Il momento del pranzo in piedi riesce a non assomigliare a un buffet, la sintesi di Milano e Roma è tutta in questa bella civiltà. Si mangia di corsa, perché Carfagna non c’è ma Meloni sì, anche se registrata, in ologramma, poco truccata, e tutti sono disposti a concedersi poco bollito e più Giorgia, molti di noi hanno sognato un mash-up di #iosonogiorgia e Rimmel di De Gregori, ma il solo ad aver osato davvero torturare Rimmel è stato Matteo Renzi e quando lo ammette, il direttore Cerasa gli dice anche che se vuole può riprovarci (siamo ottimisti, diamo sempre altre chance).
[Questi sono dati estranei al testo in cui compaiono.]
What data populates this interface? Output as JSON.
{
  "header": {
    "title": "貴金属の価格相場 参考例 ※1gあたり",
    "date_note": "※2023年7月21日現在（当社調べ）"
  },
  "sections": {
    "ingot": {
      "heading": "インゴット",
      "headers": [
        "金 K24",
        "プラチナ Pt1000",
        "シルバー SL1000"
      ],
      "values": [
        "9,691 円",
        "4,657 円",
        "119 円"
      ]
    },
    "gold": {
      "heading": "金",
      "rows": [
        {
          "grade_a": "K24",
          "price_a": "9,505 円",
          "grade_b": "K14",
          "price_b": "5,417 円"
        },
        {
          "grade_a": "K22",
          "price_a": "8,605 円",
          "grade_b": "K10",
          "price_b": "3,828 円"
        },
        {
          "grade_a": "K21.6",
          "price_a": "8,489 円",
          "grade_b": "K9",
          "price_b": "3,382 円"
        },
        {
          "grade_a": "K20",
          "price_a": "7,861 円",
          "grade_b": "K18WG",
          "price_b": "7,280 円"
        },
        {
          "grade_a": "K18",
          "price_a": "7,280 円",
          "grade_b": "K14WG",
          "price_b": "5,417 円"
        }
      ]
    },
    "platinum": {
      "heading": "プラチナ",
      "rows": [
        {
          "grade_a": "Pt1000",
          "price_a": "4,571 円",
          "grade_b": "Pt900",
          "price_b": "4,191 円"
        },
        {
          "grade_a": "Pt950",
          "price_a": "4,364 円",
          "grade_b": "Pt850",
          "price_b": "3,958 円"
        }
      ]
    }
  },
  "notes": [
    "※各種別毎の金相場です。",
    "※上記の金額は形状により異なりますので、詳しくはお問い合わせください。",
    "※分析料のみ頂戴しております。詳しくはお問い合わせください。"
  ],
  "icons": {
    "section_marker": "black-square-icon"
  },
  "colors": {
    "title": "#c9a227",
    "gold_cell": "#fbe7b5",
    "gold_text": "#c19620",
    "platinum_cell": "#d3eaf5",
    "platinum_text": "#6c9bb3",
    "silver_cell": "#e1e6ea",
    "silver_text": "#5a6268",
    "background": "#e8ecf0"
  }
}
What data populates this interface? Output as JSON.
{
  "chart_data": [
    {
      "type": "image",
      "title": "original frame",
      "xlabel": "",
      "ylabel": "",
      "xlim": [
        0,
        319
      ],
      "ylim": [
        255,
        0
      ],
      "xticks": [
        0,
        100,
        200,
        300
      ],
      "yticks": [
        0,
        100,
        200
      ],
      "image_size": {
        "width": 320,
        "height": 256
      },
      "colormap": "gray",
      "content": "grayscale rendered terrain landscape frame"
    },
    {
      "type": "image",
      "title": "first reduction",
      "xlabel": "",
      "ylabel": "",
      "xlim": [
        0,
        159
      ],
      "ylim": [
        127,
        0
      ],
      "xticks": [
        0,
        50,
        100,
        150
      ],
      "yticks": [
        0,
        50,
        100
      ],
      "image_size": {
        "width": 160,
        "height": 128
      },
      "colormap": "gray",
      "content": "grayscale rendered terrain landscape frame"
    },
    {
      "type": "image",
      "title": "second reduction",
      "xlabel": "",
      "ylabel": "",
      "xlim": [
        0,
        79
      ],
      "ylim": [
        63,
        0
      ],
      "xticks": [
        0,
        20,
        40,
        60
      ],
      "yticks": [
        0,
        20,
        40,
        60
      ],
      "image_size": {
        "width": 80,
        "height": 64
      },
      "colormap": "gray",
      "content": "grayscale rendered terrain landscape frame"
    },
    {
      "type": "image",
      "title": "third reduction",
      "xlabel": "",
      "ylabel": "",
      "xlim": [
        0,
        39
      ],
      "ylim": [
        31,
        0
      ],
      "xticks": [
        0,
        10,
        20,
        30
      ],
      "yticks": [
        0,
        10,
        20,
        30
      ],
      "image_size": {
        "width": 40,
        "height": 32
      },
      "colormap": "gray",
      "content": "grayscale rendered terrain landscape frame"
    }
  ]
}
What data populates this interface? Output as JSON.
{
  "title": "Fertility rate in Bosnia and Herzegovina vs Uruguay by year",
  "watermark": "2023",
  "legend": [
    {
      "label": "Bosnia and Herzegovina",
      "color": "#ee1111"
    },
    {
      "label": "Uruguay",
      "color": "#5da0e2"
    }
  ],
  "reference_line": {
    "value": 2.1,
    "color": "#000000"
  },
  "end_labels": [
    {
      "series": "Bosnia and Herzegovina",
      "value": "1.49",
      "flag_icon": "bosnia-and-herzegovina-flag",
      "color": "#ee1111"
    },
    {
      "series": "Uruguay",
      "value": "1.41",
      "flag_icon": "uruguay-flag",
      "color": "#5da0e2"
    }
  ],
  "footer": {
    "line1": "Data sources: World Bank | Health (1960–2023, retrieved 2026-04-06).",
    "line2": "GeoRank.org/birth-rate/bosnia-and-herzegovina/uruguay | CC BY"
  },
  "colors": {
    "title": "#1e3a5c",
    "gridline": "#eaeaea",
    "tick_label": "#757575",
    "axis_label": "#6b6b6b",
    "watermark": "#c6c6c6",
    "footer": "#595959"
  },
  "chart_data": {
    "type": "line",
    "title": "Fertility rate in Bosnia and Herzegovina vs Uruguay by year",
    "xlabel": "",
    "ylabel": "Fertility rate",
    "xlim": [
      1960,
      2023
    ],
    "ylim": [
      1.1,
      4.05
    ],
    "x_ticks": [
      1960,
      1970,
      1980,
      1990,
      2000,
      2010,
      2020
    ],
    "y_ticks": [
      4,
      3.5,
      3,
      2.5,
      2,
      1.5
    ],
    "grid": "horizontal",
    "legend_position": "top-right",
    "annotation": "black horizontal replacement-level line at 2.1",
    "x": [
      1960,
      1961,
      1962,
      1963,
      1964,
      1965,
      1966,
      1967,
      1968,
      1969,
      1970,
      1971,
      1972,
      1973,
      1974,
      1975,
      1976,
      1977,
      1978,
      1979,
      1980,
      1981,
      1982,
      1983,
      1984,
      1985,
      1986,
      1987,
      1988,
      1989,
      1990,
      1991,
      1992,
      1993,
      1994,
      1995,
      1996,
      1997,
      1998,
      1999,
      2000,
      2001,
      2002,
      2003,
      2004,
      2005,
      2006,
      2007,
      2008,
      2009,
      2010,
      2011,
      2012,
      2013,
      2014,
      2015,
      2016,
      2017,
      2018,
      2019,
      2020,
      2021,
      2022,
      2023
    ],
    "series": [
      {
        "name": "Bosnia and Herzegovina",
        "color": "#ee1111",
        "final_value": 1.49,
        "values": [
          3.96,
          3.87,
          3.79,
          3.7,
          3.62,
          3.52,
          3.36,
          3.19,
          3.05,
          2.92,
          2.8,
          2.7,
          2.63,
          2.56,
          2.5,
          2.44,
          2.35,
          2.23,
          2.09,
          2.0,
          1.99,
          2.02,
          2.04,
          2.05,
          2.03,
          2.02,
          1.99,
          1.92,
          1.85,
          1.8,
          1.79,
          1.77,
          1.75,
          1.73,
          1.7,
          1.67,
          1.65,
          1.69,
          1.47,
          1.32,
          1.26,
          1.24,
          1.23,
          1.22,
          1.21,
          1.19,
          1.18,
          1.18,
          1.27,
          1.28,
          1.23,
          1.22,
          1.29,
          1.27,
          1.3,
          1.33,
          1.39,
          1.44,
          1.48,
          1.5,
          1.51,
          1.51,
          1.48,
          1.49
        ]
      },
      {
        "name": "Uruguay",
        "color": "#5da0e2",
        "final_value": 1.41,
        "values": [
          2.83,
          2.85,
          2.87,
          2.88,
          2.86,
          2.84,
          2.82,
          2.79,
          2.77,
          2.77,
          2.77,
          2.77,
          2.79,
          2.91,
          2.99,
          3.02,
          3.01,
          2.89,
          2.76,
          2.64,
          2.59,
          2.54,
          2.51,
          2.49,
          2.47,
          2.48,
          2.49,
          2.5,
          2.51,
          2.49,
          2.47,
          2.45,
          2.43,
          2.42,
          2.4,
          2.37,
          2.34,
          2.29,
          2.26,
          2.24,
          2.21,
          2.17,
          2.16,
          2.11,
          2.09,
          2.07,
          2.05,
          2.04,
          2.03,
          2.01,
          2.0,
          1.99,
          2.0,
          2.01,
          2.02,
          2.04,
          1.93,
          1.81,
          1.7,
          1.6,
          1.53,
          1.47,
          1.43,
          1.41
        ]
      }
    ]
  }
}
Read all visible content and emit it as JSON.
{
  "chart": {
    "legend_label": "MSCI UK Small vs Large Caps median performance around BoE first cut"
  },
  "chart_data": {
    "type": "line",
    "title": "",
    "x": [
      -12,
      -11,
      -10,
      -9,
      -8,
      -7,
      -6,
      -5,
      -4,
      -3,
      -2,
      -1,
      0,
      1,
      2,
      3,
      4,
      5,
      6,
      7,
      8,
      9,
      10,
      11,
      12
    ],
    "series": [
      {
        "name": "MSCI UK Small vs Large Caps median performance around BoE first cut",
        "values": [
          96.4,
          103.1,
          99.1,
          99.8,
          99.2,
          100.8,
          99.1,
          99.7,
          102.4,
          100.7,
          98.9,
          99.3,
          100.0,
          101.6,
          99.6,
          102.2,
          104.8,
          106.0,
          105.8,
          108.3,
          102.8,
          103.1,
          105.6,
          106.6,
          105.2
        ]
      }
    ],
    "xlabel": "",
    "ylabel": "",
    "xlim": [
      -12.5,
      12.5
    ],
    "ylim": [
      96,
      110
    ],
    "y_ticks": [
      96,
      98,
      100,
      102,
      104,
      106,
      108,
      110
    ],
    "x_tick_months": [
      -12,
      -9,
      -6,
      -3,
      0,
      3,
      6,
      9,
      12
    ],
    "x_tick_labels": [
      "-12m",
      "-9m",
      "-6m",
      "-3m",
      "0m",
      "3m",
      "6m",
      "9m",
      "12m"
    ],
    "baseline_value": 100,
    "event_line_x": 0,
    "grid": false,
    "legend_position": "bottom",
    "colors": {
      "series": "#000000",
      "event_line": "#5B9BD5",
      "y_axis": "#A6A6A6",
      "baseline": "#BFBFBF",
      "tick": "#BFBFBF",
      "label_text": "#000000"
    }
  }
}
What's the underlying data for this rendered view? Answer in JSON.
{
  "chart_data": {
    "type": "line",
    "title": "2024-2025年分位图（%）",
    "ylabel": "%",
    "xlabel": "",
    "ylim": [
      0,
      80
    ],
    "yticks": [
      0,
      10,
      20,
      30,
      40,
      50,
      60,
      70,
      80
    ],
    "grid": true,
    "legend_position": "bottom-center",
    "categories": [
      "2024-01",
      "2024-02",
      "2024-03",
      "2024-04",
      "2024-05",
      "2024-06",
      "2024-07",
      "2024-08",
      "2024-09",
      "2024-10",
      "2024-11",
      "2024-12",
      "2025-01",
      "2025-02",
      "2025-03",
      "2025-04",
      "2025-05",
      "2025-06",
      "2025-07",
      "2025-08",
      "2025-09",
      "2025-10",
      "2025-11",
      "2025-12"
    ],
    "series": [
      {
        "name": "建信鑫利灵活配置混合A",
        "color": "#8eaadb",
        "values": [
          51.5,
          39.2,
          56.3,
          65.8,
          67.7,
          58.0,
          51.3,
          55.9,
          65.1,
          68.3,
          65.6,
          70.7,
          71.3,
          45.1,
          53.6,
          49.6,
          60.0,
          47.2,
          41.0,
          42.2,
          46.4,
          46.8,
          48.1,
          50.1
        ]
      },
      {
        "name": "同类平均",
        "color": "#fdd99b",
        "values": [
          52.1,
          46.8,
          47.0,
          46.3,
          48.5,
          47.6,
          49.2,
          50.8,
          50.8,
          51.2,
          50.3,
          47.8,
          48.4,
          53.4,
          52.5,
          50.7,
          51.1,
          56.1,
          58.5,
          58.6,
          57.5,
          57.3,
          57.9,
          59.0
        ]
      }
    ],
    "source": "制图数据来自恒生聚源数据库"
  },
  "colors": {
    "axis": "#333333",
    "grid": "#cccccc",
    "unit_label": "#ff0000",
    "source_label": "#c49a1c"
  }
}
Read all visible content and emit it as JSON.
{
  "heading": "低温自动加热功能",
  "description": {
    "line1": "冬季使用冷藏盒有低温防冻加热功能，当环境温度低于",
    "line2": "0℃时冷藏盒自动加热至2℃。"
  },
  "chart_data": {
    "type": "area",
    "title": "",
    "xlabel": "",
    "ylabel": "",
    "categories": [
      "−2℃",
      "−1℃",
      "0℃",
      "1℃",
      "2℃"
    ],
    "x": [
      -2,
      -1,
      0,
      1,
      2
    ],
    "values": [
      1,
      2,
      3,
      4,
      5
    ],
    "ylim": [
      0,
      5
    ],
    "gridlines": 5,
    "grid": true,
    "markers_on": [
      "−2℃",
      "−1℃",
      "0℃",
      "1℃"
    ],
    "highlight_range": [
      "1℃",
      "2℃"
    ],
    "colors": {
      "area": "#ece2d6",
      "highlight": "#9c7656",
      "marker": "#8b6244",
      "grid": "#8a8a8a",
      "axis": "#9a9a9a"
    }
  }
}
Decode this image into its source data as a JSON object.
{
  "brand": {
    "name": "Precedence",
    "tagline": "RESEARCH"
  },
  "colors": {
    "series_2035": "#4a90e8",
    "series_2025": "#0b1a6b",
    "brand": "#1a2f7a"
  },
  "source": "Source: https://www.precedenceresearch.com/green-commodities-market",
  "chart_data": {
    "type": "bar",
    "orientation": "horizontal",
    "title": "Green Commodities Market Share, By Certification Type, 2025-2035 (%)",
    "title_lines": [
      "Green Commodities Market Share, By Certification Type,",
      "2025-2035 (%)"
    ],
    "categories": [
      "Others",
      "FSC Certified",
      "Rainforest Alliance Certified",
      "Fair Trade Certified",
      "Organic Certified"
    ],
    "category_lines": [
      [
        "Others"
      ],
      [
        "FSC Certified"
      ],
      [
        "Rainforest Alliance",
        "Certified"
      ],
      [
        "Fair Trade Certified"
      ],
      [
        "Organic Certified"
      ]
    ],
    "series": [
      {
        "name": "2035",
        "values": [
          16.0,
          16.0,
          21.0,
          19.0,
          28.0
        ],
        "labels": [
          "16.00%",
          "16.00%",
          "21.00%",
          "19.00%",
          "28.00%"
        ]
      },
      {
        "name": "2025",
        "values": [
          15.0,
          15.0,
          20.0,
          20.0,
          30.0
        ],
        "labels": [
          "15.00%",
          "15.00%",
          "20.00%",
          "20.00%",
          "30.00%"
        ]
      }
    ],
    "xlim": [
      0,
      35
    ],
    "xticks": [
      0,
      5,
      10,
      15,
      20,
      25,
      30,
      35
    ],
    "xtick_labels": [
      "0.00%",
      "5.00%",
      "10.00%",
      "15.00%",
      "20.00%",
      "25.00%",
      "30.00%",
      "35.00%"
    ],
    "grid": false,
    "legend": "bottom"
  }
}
Risposta: “Sto cercando di smettere”.

 

“Bisogna diventare uomini per essere leader?” chiede Merlo a Meloni, che risponde: “Non mi sono fatta uomo” (bellissimo, applausi, frase del mese) e “ho fatto una doppia fatica, questo senza dubbio”.

 

La rockstar è Calenda, prende tutti gli applausi, riempie la sala di giovani e soprattutto di giovanili, il primo giacchetto di pelle entra con lui e certi ventenni accorsi dall’Emilia dicono che lo vorrebbero a capo di tutto e sono così ottimisti da raccontare che hanno molti amici leghisti, quasi tutti leghisti in verità, ma che Bonaccini vincerà le elezioni.

 

Intanto Calenda urla che solo in Italia ci siamo sottomessi ai populisti, che l’unico modo di trattare coi Cinque stelle è farli sparire, che Barbara Lezzi non è un’interlocutrice e racconta che ha decurtato dalla paghetta di suoi figlio i cinque euro con cui ha comprato un libro contro di lui durante un venerdì di Greta. E prima che questo Azione sia già un incendio, promette: “Salvini vincerà sempre, se la forza non la troviamo dentro di noi”. Meno male che dobbiamo trovare la forza e non la risposta, perché quella se la cerchi dentro di te è sempre sbagliata (e pure questo è propedeutico all’ottimismo, che è collettivista o non è: mai fare le cose da soli).

 

Matteo Renzi è poco più dimesso, ha accusato il colpo, fa metafore di mare, che in questi mesi vanno molto di moda, ammette anche che Salvini ha davvero provato a mitigare il trucismo, ma il pubblico ha amato di più Carlo, le scissioni sono state troppe, non s’è imparato ancora a redistribuire le passioni.

 

De Gregori non canta ma entra sicuro. E di ottimismo dice tutto lui, forse solo lui, o forse come lui nessuno: “Cambiare non mi spaventa, anzi. Mi piace molto anche Spotify. Nessun pittore si preoccupa se qualcuno inventa un nuovo colore”.

 

Annalena Benini gli chiede se e quanto sia consapevole d’essere un maestro, e lui le risponde che si sente ancora una giovane promessa.

 

Questo è l’ottimismo al terzo anno, non sopravvissuto ma cresciuto: non lo avremmo mai detto, tre anni fa, quando era soltanto possibile che tutto quello che poteva andare male sarebbe andato male e poi è successo che è andato più male del male, peggio del peggio. E se pure il peggio è passato non ha gabbato la festa, e questa è una splendida premessa.